Statistics from research analysts Nielsen show that sales of junk food, including sweets, fizzy drinks and crisps surged significantly during the four weeks of 2012 games.
8% more fizzy drinks, 6% more confectionary (including chocolate and crisps) and 6% more crisps were sold this year than during the same time period in 2011.
Those running the Children’s Food Campaign fear that by inviting fast-food companies to sponsor the 2012 games, the Olympics sent the wrong message to Britain’s children.
Campaign co-ordinator Malcolm Clark said: “The Olympics have become a celebration of “big”. For the junk food companies who sponsor the Games that means big restaurants, big audiences, big brand value, big profits.

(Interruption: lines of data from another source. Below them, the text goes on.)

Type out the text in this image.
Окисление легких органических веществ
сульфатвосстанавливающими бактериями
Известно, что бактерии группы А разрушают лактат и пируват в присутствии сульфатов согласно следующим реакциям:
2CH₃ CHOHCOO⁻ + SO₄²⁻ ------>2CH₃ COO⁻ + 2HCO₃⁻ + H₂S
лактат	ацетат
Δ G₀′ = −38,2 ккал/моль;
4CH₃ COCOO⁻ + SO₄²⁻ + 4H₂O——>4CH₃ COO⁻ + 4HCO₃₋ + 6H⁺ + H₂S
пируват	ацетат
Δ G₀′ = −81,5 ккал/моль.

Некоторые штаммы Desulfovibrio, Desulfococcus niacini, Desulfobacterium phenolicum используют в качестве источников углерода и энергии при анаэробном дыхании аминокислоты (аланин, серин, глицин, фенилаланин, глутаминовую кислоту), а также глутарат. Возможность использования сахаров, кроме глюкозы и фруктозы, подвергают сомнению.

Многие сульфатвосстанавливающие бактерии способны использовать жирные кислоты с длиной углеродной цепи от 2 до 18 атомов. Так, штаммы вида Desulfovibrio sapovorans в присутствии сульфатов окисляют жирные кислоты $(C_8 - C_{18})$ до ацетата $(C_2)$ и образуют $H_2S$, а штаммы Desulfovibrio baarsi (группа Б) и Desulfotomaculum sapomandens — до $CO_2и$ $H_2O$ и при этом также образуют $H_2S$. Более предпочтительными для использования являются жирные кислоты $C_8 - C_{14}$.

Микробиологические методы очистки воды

But for children that could also mean bigger waistlines and bigger health problems later in life.”
The spate of warm weather and celebratory atmosphere created the perfect party setting – and what party is complete without an array of chocolate, crisps and sweets for guests to nibble on?
Obesity is a growing problem in the UK and more needs to be done to counteract the increasing strain of weight-related disease on the NHS.
Of course, it can be difficult to give up junk food when it’s packed full of great-tasting additives, sugar, fats and salt.
Often, eating is closely connected to our emotions and moods. After a bad day at work, it can be very tempting to go home and spend the evening snacking on our favourite treats.
One way to combat these cravings is to try hypnotherapy.
Hypnotherapy can be used as an effective weight-loss tool. Through specialist relaxation, linguistic and suggestion techniques, hypnotherapists can help their clients change their perceptions of food and learn to live healthier lifestyles.